Empirical risk minimization (ERM) is a fundamental framework in machine learning
Many different loss functions
Efficient solvers exist for specific problems
E.g., Liblinear for hinge loss SVM

Motivation

Can we develop optimization algorithms for general ERM loss functions?
Can we achieve provable fast convergence rates?
Can we transfer the empirical success of Liblinear to general ERM problems?

Model

In this paper, we consider a general regularized ERM based on a convex PLQ loss with linear constraints:

\( \min_{\mathbf{\beta} \in \mathbb{R}^d} \sum_{i=1}^n L_i(\mathbf{x}_i^\intercal \mathbf{\beta}) + \frac{1}{2} \| \mathbf{\beta} \|_2^2, \quad \text{ s.t. } \mathbf{A} \mathbf{\beta} + \mathbf{b} \geq \mathbf{0}, \)

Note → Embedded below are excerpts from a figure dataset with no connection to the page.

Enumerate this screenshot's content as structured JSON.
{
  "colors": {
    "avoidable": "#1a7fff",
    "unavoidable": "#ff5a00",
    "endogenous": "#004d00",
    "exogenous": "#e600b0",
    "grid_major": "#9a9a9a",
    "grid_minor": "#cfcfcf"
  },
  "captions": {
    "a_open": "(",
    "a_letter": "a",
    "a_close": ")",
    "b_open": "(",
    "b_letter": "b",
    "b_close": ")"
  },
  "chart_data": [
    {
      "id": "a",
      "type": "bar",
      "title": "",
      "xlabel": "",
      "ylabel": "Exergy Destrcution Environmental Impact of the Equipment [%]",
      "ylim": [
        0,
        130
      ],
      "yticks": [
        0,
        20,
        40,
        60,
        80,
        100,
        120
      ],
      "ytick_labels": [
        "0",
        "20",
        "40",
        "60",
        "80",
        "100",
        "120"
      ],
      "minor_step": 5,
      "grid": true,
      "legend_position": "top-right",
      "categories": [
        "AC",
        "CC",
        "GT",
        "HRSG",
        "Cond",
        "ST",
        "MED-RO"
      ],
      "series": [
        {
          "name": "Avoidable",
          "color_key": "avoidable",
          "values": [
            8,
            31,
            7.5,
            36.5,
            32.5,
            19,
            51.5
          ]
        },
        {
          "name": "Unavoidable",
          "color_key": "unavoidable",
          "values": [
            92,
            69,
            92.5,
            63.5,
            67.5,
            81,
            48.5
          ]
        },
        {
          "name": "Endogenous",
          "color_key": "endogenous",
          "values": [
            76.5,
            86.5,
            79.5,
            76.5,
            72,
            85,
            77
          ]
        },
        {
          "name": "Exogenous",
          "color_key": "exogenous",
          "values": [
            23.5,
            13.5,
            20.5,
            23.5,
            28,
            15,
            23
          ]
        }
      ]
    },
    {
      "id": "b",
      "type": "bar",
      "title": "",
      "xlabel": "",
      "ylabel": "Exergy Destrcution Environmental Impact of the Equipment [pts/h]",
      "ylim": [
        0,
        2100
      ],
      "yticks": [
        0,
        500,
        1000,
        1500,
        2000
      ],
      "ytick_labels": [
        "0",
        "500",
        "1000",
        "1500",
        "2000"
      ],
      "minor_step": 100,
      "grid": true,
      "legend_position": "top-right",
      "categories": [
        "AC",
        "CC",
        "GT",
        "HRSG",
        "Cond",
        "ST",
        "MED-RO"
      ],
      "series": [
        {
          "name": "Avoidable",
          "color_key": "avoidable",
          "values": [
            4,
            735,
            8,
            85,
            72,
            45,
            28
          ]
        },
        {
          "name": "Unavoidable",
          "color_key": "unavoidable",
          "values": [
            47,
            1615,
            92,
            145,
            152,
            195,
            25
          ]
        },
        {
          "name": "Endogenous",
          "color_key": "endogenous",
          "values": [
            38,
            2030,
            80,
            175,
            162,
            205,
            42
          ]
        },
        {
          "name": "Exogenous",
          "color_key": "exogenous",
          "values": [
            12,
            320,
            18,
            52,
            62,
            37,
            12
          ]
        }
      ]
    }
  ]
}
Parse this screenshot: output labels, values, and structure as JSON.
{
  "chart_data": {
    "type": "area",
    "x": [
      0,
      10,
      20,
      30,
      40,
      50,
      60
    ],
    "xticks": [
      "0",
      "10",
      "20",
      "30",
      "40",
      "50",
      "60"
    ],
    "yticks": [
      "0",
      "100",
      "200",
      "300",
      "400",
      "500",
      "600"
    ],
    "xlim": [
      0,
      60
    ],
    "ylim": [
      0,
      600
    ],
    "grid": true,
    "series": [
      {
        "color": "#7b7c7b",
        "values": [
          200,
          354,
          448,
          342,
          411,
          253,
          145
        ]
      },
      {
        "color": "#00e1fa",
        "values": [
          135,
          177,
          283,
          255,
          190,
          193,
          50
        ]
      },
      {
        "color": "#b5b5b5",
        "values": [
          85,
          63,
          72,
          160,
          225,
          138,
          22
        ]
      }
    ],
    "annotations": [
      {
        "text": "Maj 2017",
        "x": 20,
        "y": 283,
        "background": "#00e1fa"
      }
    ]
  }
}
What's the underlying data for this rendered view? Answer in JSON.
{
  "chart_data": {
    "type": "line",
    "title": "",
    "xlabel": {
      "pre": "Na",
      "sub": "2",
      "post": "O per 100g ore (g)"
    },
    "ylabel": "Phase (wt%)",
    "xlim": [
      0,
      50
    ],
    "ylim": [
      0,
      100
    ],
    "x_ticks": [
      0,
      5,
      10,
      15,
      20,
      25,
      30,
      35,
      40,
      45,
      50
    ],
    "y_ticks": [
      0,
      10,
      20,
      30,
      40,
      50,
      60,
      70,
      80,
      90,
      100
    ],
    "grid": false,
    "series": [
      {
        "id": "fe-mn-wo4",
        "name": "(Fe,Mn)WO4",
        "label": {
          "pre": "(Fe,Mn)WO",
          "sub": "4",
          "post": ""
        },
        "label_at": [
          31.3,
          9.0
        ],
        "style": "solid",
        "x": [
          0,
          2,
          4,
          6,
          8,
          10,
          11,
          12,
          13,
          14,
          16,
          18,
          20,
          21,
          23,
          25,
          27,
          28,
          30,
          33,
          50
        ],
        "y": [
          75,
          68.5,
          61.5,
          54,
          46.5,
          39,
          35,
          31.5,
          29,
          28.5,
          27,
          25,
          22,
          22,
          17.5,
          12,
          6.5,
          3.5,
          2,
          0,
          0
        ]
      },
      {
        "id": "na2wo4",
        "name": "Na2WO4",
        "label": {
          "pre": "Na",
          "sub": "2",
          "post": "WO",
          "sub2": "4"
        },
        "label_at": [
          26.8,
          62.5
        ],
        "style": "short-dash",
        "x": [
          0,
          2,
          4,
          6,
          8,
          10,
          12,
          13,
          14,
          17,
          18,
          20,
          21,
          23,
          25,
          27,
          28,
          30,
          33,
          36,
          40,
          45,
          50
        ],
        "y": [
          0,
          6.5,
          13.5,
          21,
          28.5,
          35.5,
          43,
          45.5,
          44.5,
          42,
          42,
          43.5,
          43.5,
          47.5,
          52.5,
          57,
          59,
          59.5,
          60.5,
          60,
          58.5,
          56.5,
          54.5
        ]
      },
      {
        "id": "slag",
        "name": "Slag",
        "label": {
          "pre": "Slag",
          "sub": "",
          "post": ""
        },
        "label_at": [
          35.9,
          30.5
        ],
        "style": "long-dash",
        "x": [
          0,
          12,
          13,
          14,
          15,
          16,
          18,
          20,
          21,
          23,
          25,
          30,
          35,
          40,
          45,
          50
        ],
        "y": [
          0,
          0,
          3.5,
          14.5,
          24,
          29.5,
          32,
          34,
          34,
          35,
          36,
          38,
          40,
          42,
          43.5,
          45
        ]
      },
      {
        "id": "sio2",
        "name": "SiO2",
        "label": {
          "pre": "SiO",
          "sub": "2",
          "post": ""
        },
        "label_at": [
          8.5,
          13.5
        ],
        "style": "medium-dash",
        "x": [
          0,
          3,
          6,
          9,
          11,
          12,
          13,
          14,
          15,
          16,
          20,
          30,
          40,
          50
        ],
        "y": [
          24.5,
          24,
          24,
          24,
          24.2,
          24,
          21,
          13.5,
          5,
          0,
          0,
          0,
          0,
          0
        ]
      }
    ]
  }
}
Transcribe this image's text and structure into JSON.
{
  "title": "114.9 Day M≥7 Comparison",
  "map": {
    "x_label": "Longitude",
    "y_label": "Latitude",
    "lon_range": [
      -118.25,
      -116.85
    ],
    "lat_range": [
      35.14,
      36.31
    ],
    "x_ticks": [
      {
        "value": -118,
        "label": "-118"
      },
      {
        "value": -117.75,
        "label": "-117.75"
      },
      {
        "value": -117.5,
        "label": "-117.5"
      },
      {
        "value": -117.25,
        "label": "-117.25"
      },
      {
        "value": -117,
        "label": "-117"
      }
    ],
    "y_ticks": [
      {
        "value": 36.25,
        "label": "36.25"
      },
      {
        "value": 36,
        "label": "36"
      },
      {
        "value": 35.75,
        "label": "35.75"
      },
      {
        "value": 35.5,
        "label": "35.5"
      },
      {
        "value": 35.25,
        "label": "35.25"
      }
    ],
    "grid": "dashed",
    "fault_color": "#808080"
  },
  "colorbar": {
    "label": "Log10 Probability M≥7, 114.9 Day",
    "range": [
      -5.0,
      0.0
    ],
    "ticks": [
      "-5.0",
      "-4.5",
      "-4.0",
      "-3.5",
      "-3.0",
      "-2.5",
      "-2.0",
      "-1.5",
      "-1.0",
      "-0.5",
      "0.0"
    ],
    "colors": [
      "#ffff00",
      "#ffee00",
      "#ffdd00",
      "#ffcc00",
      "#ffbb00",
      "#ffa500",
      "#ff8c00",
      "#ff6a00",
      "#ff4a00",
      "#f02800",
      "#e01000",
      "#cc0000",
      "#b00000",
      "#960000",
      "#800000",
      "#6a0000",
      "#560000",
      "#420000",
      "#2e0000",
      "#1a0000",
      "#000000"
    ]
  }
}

\( L_i(\cdot) \geq 0\) is the proposed composite ReLU-ReHU loss.
\( \mathbf{x}_i \in \mathbb{R}^d\) is the feature vector for the \(i\)-th observation.
\(\mathbf{A} \in \mathbb{R}^{K \times d}\) and \(\mathbf{b} \in \mathbb{R}^K\) are linear inequality constraints for \(\mathbf{\beta}\).
We focus on working with a large-scale dataset, where the dimension of the coefficient vector and the total number of constraints are comparatively much smaller than the

sample sizes, that is, \(d \ll n\) and \(K \ll n\).

Composite ReLU-ReHU Loss

Definition 1 (Dai and Qiu. 2023). A function \(L(z)\) is composite ReLU-ReHU, if there exist \( \mathbf{u}, \mathbf{v} \in \mathbb{R}^{L}\) and \(\mathbf{\tau}, \mathbf{s}, \mathbf{t} \in \mathbb{R}^{H}\) such that

\( L(z) = \sum_{l=1}^L \text{ReLU}( u_l z + v_l) + \sum_{h=1}^H \text{ReHU}_{\tau_h}( s_h z + t_h)\)

where \( \text{ReLU}(z) = \max\{z,0\}\), and \( \text{ReHU}_{\tau_h}(z)\) is defined below.

Composite ReLU-ReHU Loss

\( L(z) = \sum_{l=1}^L \text{ReLU}( u_l z + v_l) + \sum_{h=1}^H \text{ReHU}_{\tau_h}( s_h z + t_h)\)

where \( \text{ReLU}(z) = \max\{z,0\}\), and \( \text{ReHU}_{\tau_h}(z)\) is defined below.

Composite ReLU-ReHU Loss

Theorem 1 (Dai and Qiu. 2023). A loss function \(L:\mathbb{R}\rightarrow\mathbb{R}_{\geq 0}\) is convex PLQ if and only if it is composite ReLU-ReHU.

Composite ReLU-ReHU Loss

ReHLine applies to any convex piecewise linear-quadratic loss function (potential for non-smoothness included), including the hinge loss, the check loss, the Huber loss, etc.